Kash Patel won Senate confirmation as FBI director by a 51-49 vote, putting a fierce loyalist of President Trump at the helm of the nation’s premier law enforcement agency amid major questions about his qualifications and fitness for the post.
The MAGA hardliner scored a near party-line vote, with Sen. Susan Collins (R-Maine) and Sen. Lisa Murkowski (R-Alaska) joining all Democrats who voted in opposing his bid.
With the win, Patel becomes the latest appointee to get the backing of the GOP-held Senate after initially being seen as a long shot for confirmation.
Trump has steamrolled his way to a near clean sheet of cabinet wins after stumbling out of the gate with his initial nomination of scandal-tarred ex-Rep. Matt Gaetz for attorney general.
Patel, who has spent years harshly attacking the FBI for supposed bias against Trump and his right-wing supporters, inherits an FBI gripped by intense internal turmoil.
Since Trump returned to the White House last month, the Justice Department has forced out several senior FBI officials seen as less than sufficiently loyal to him. It also is seeking the names of thousands of FBI agents who did their jobs by participating in investigations of the Jan. 6 attack on the Capitol.
Those actions amount to a huge shift in the traditional stance that the FBI should be apolitical and independent of any president’s goals, a position Trump has openly rejected.
Trump says he wants some or all of the agents who probed Jan. 6 fired along with any who participated in the court-ordered search of his Mar-a-Lago home for classified documents he improperly took when he left the White House after his first term
Republicans have mostly brushed off concerns about Patel, saying they back Trump’s plan to roll back what they see as law enforcement bias against conservatives and Trump under former President Biden.

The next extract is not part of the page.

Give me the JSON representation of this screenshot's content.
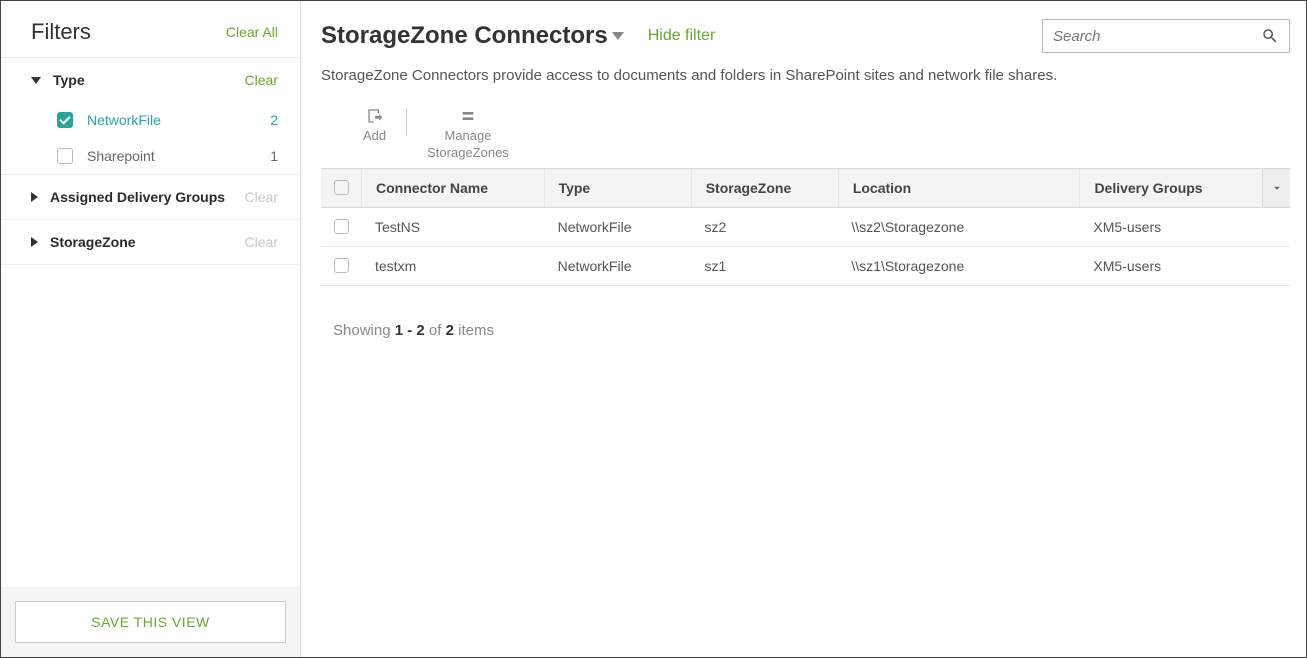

“Mr. Patel wants to make the FBI accountable once again,” Sen. Chuck Grassley, R-Iowa, chairman of the Senate Judiciary Committee, told colleagues on Wednesday. “He wants to hold the FBI accountable.”
Democrats have complained about Patel’s lack of management experience compared with others who have held the director’s job and they have highlighted incendiary past statements that they say call his judgment into question.
A half-dozen Democrats on the Senate Judiciary Committee gathered outside FBI headquarters before the vote to speak out against Patel and make a last-ditch plea to derail his confirmation.
“This is someone we cannot trust,” said Sen. Adam Schiff of California. “The only qualification Kash Patel has to be FBI director is that when everyone else in the first Trump administration said, ‘No, I won’t do that, that crosses moral, ethical and legal lines,’ Kash Patel said, ‘Sign me up.’”
Patel’s eyebrow-raising remarks on hundreds of podcasts over the past four years include referring to law enforcement officials who investigated Trump as “criminal gangsters,” saying some Jan. 6 rioters were “political prisoners” and pledging to “come after” anti-Trump “conspirators” in the government and media.
At his Senate hearing in January, Patel said Democrats were taking some of his comments out of context.
FBI directors are given 10-year terms as a way to insulate them from political influence and keep them from becoming beholden to a particular president or administration.
But that rule has effectively been scrapped. Patel was tapped by Trump after the incoming president warned Christopher Wray, who was picked by Trump in 2017, to step down or be fired.